Bab 2539 

Sebelum Harvey sempat bertindak, pintu belakang Toyota Prado dibuka. Edwin yang sudah dipersiapkan sejak lama, keluar.

Pedang panjang di tangannya sudah terhunus. Dia mengayunkannya langsung begitu dia keluar.

Bersin!

Pedang itu berkilauan saat menebas targetnya. Tiga prajurit Pulau yang paling dekat dengan Harvey mencengkeram leher mereka dan merosot ke tanah tak percaya di detik berikutnya.
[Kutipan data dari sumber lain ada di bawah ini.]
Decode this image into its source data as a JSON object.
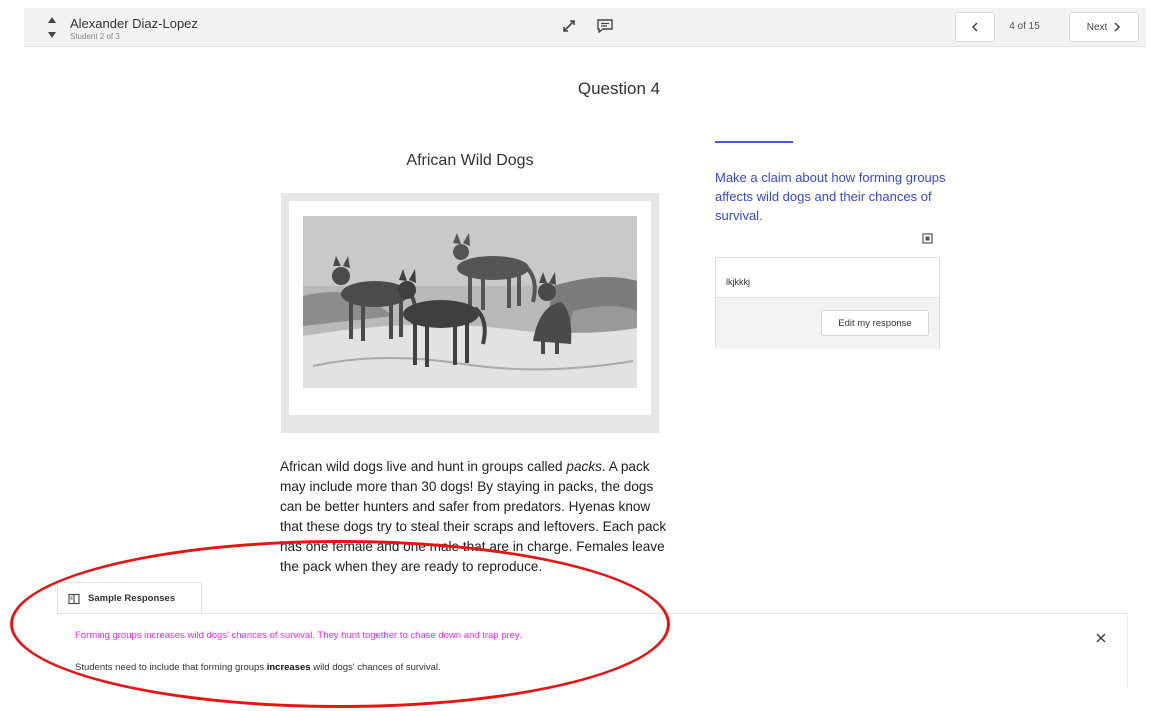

Edwin tidak repot-repot memandang mereka. Sebaliknya, dia mengambil langkah maju dan terus menebas di sekelilingnya.

Satu prajurit akan jatuh di bawah setiap tebasan. Dalam sekejap mata, Edwin sudah jatuh

beberapa prajurit Islander berturut-turut.

“Apakah pria itu setingkat King of Arms?”

Makoto tertegun sejenak. Dia tahu apa yang terjadi pada malam sebelumnya, jadi dia langsung mengenali Edwin sebagai Raja Senjata yang melindungi Harvey.

Sementara itu, Carol menggertakkan giginya dengan marah. Dia tidak pernah berpikir bahwa Edwin akan keluar untuk melindungi Harvey pada saat kritis ini.

Apakah keluarga Mendoza benar-benar berniat untuk tetap bersamanya sampai akhir dan mati bersamanya?

Desir!

di belakang Edwin seperti bayangan. Namun, dia mendengar kata-kata dingin Harvey

ke depan dan

untuk pindah ke samping, tanpa sadar mengikuti instruksi

Bersin!

muncul garis merah di antara alisnya. Setelah itu, dia jatuh ke tanah dengan ekspresi tidak percaya

dengan pegangan menghadap ke belakang,” lanjut

cukup berpikir. Dia kemudian mengikuti instruksi Harvey di

 

Bersin!

Islander, yang telah menyegel

sama sekali. Mereka dijatuhkan ke tanah oleh Harvey

lompat dan

di tempat. Berkat dia, tidak ada

kematian.

bersama-sama. Rencana itu ternyata sia-sia. Sebaliknya,

Carol menjadi lebih buruk setelah menyaksikan kekuatan mengerikan Edwin di bawah bimbingan Harvey. Dia melirik anak buahnya, memberi

Gang dengan cepat mengangkat senjatanya dan mengarahkannya

Gedebuk!

The Novel will be updated daily. Come back and continue reading tomorrow, everyone!